0.75 g of 4,4-methylenediamine (MDA), 1.02 g of p-phenylenediamine (p-PDA) and 5.62 g of cholesteryl (3,5-diaminobenzoate) , CDB), dissolved in 69.0 g of N-methyl-2-pyrrolidone (NMP) under a nitrogen atmosphere, and then added 5.40 g of 2,3,5-tricarboxycyclopentyl group while maintaining 20 ° C 2,3,5-tricarboxy cyclopentyl hydride anhydride (TCAAH). Thereafter, 46.0 g of γ-butyrolactone (GBL) was added and allowed to react for 24 hours. After the reaction, 51.13 g of γ-butyrolactone (GBL), 3.83 g of N-methyl-2-pyrrolidone (NMP) and 72.9 g of ethylene glycol monobutyl ether (BC) were added to obtain a 5 wt% poly Proline solution. (viscosity 12 cP, 25 ° C)

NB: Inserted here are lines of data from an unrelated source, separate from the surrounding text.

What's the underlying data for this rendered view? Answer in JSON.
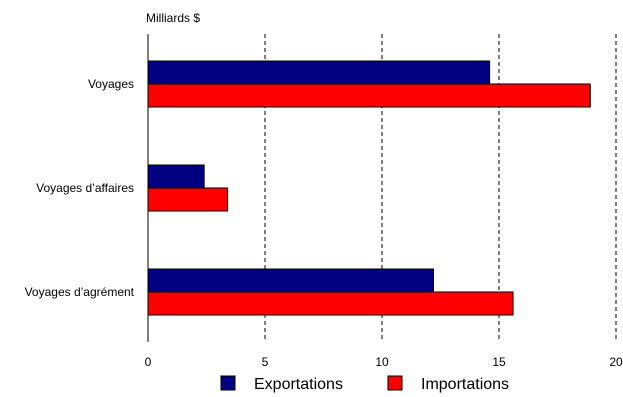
{
  "chart_data": {
    "type": "bar",
    "orientation": "horizontal",
    "unit_label": "Milliards $",
    "categories": [
      "Voyages",
      "Voyages d’affaires",
      "Voyages d’agrément"
    ],
    "series": [
      {
        "name": "Exportations",
        "color": "#000080",
        "values": [
          14.6,
          2.4,
          12.2
        ]
      },
      {
        "name": "Importations",
        "color": "#ff0000",
        "values": [
          18.9,
          3.4,
          15.6
        ]
      }
    ],
    "x_ticks": [
      0,
      5,
      10,
      15,
      20
    ],
    "xlim": [
      0,
      20
    ],
    "grid": "vertical dashed",
    "legend_position": "bottom"
  }
}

The photoactive crosslinking compound of this Example 1 was added thereto so that the concentration of the photoactive crosslinking compound was 5 wt% to prepare a liquid crystal alignment agent.

Comparative example 1

A liquid crystal alignment agent was prepared by the same method as in Example 3 except that the aforementioned photoactive crosslinking compound was not added.

Preparation of liquid crystal alignment film and liquid crystal display device

The liquid crystal alignment agent obtained in Example 3 and Comparative Example 1 was separately filtered with a filter device having a pore size of 1 μm. Using a rotating device, at 500 rpm and a rotation time of 10 seconds, and a rotation speed of 1800 rpm and a rotation time of 20 seconds, the transparent conductive film having an ITO film disposed on one surface of the glass substrate was coated in two steps. The liquid crystal alignment agent was removed by pre-curing at 180 ° C for 60 seconds and main curing at 210 ° C for 20 minutes to form a coating film.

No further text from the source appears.